In questa stagione il suo lavoro, come quello di Conte, Ancelotti e Carrera, sta portando importanti frutti. Perché secondo lei, nella maggior parte dei casi, i tecnici italiani riescono a fare sempre bene quando si rapportano con i campionati esteri?
Al di là dei paragoni, che ritengo abbastanza irriverenti, credo che sia un discorso culturale e di vissuto. In Italia è risaputo che la tattica ha una grande importanza, la si studia molto. Poi c'è Coverciano, che è unico al mondo sotto tutti i punti di vista.
Quali sono i suoi progetti per il futuro? Le piacerebbe tornare ad allenare in Italia o vorrebbe fare esperienza in qualche altro campionato europeo?
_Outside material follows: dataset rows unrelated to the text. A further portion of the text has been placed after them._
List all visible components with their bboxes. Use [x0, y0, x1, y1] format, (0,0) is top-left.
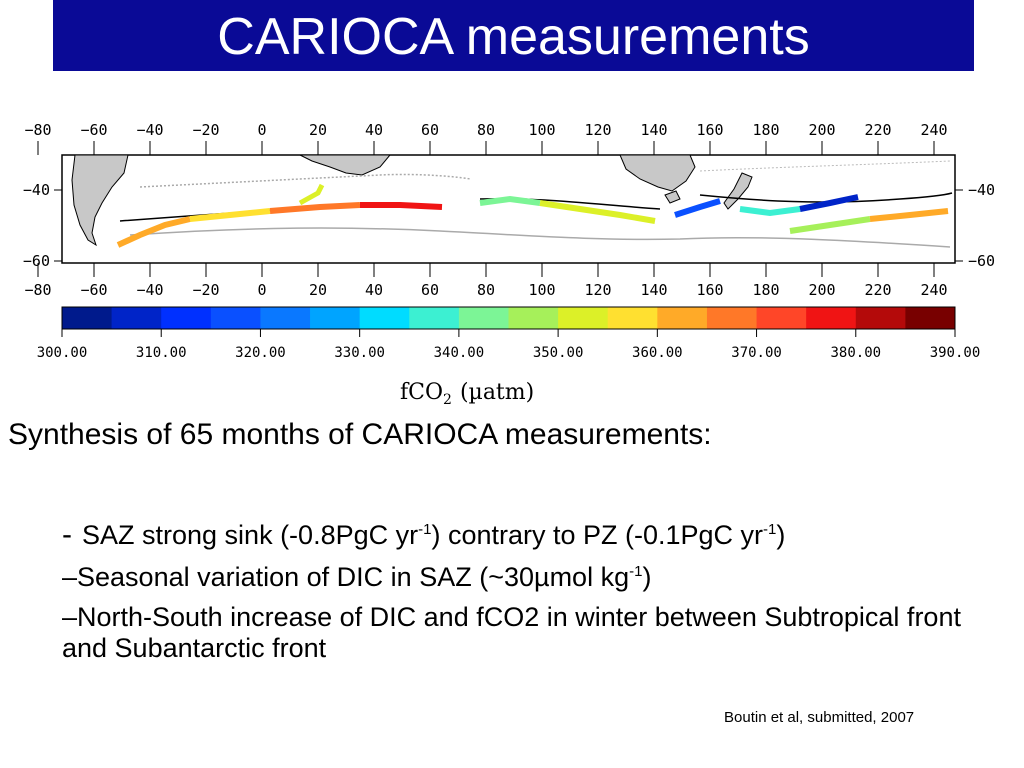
lon-bottom-label: 160 [696, 281, 723, 299]
longitude-axis-top: −80 −60 −40 −20 0 20 40 60 80 100 120 140 160 180 200 2… [24, 121, 948, 155]
lon-top-label: −40 [136, 121, 163, 139]
summary-heading: Synthesis of 65 months of CARIOCA measur… [8, 418, 712, 451]
lon-top-label: 80 [477, 121, 495, 139]
lon-top-label: 60 [421, 121, 439, 139]
lon-bottom-label: 140 [640, 281, 667, 299]
lon-bottom-label: −60 [80, 281, 107, 299]
colorbar-segment [806, 307, 857, 329]
lon-top-label: 100 [528, 121, 555, 139]
bullet-seasonal-dic: –Seasonal variation of DIC in SAZ (~30µm… [62, 562, 652, 592]
colorbar-segment [855, 307, 906, 329]
australia-land [619, 154, 696, 192]
lon-bottom-label: 120 [584, 281, 611, 299]
lat-label-left-40: −40 [23, 181, 50, 199]
colorbar-segment [508, 307, 559, 329]
lon-bottom-label: 180 [752, 281, 779, 299]
lon-top-label: −20 [192, 121, 219, 139]
front-line-grey-north [699, 160, 951, 172]
colorbar-label: 350.00 [533, 345, 584, 361]
colorbar-segment [161, 307, 212, 329]
colorbar-segment [62, 307, 113, 329]
colorbar-segment [409, 307, 460, 329]
lon-bottom-label: 0 [257, 281, 266, 299]
colorbar-segment [359, 307, 410, 329]
longitude-axis-bottom: −80 −60 −40 −20 0 20 40 60 80 100 120 140 160 180 200 2… [24, 263, 948, 299]
colorbar-segment [706, 307, 758, 329]
front-line-north [139, 173, 471, 188]
lon-bottom-label: 60 [421, 281, 439, 299]
lon-top-label: 0 [257, 121, 266, 139]
colorbar-segment [657, 307, 708, 329]
colorbar-label: 340.00 [434, 345, 485, 361]
measurement-tracks [116, 183, 949, 248]
latitude-axis: −40 −60 −40 −60 [23, 181, 995, 270]
tasmania-land [664, 190, 681, 204]
lon-top-label: −60 [80, 121, 107, 139]
colorbar [61, 306, 956, 330]
lon-bottom-label: 100 [528, 281, 555, 299]
bullet-dash: - [62, 518, 72, 551]
colorbar-label: 360.00 [632, 345, 683, 361]
colorbar-label: 310.00 [136, 345, 187, 361]
colorbar-segment [111, 307, 162, 329]
colorbar-label: 330.00 [334, 345, 385, 361]
colorbar-label: 300.00 [37, 345, 88, 361]
lon-bottom-label: 240 [920, 281, 947, 299]
lon-top-label: −80 [24, 121, 51, 139]
bullet-saz-sink: - SAZ strong sink (-0.8PgC yr-1) contrary… [62, 518, 786, 551]
new-zealand-land [723, 172, 753, 210]
colorbar-segment [260, 307, 311, 329]
colorbar-label: 380.00 [830, 345, 881, 361]
front-line-grey-south [129, 227, 951, 248]
lat-label-left-60: −60 [23, 252, 50, 270]
lon-top-label: 200 [808, 121, 835, 139]
front-line-black-3 [699, 192, 953, 203]
map-frame [61, 154, 956, 264]
lon-top-label: 220 [864, 121, 891, 139]
fco2-map: −80 −60 −40 −20 0 20 40 60 80 100 120 140 160 180 200 2… [23, 121, 995, 408]
colorbar-label: 320.00 [235, 345, 286, 361]
colorbar-segment [558, 307, 609, 329]
lon-top-label: 40 [365, 121, 383, 139]
colorbar-segment [756, 307, 807, 329]
lon-bottom-label: 220 [864, 281, 891, 299]
colorbar-label: 370.00 [731, 345, 782, 361]
colorbar-frame [61, 306, 956, 330]
colorbar-segment [210, 307, 261, 329]
colorbar-segment [310, 307, 361, 329]
colorbar-segment [905, 307, 956, 329]
citation: Boutin et al, submitted, 2007 [724, 709, 915, 726]
colorbar-labels: 300.00 310.00 320.00 330.00 340.00 350.00 360.… [37, 329, 981, 361]
bullet-north-south-dic: –North-South increase of DIC and fCO2 in… [62, 602, 961, 663]
lon-bottom-label: −20 [192, 281, 219, 299]
colorbar-segment [607, 307, 658, 329]
lon-bottom-label: −80 [24, 281, 51, 299]
lon-bottom-label: 200 [808, 281, 835, 299]
fco2-map-figure: −80 −60 −40 −20 0 20 40 60 80 100 120 140 160 180 200 2… [0, 75, 1024, 415]
colorbar-segment [458, 307, 509, 329]
africa-land [299, 154, 392, 176]
lon-top-label: 140 [640, 121, 667, 139]
lon-top-label: 120 [584, 121, 611, 139]
lon-top-label: 20 [309, 121, 327, 139]
lon-bottom-label: −40 [136, 281, 163, 299]
south-america-land [71, 154, 129, 247]
lat-label-right-60: −60 [968, 252, 995, 270]
colorbar-title: fCO2 (µatm) [400, 380, 534, 408]
lon-top-label: 240 [920, 121, 947, 139]
lon-bottom-label: 40 [365, 281, 383, 299]
slide-title: CARIOCA measurements [217, 7, 810, 66]
lat-label-right-40: −40 [968, 181, 995, 199]
title-bar: CARIOCA measurements [53, 0, 974, 71]
colorbar-label: 390.00 [930, 345, 981, 361]
lon-bottom-label: 80 [477, 281, 495, 299]
lon-top-label: 180 [752, 121, 779, 139]
lon-bottom-label: 20 [309, 281, 327, 299]
lon-top-label: 160 [696, 121, 723, 139]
Onestamente non mi manca lavorare in Italia, soprattutto per alcune esperienze negative vissute. Forse perché ho lavorato sempre in situazioni disperate e in categorie non eccelse dove però mi sono fatto le ossa. Ho lavorato in città e situazioni ove si pretendeva di vincere senza mettere a disposizione nulla: né campi d'allenamento decenti, né risorse per rinforzare la squadra, né stipendi. Detto ciò, se mi venisse offerta la panchina di un club con un progetto serio sicuramente ci penserei ma alla fine credo che il mio futuro sia ancora da emigrante.
Fa male pensare che un giovane, o un meno giovane, per vivere i propri sogni debba essere costretto ad andare lontano dal proprio paese. È una situazione che non riguarda solo il calcio ed è sconfortante. Auguro a tutti di riuscire a vivere i propri sogni, anche se questo comporta grandi sacrifici. Vivere lontani dai propri cari è una condanna difficile da mandare giù. La vita è fatta di scelte e non sappiamo cosa ci riserva il futuro. Viviamo il presente e quel che sarà, sarà.
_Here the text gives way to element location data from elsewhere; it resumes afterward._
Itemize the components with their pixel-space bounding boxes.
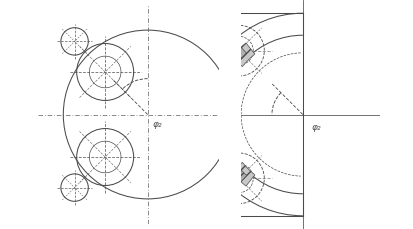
Polygon shape [233, 171, 246, 184]
Polygon shape [233, 45, 246, 58]
Text: φ₂: φ₂ [311, 123, 320, 132]
Text: φ₂: φ₂ [152, 120, 162, 129]
Polygon shape [231, 43, 254, 67]
Polygon shape [231, 162, 254, 186]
Ci sono ancora tredici finali da giocare e mister Rossi sa benissimo che per raggiungere traguardi importanti bisogna lavorare e ragionare gara dopo gara. Magari ci ritroveremo tutti al Puskás Pancho Sport Pub a fine anno. Chi lo sa. Noi non possiamo che fargli un grande in bocca al lupo.
Honved, la storia di un mito
Ai più magari il nome Honved non sarà proprio familiare ma stiamo parlando di una squadra che fa parte della storia del calcio europeo: negli anni '50 la squadra di Budapest vantava giocatori del calibro di Puskas, Czibor e Kocsis, ovvero l’ossatura della nazionale ungherese del ct Gustav Sebes conosciuta come Aranycsapat (‘La squadra d’oro') . Il sogno del calcio magiaro, che ben veniva incarnato dalla Honved e dai suoi fenomeni, finì amaramente sotto i cingoli dei carri armati sovietici che invasero l’Ungheria di Imre Nagy. Quella squadra vinse le Olimpiadi del ’52, rifilò ben 6 goal all’Inghilterra a Wembley nel '53 e perse i Mondiali del 1954 solo in finale contro la Germania Ovest.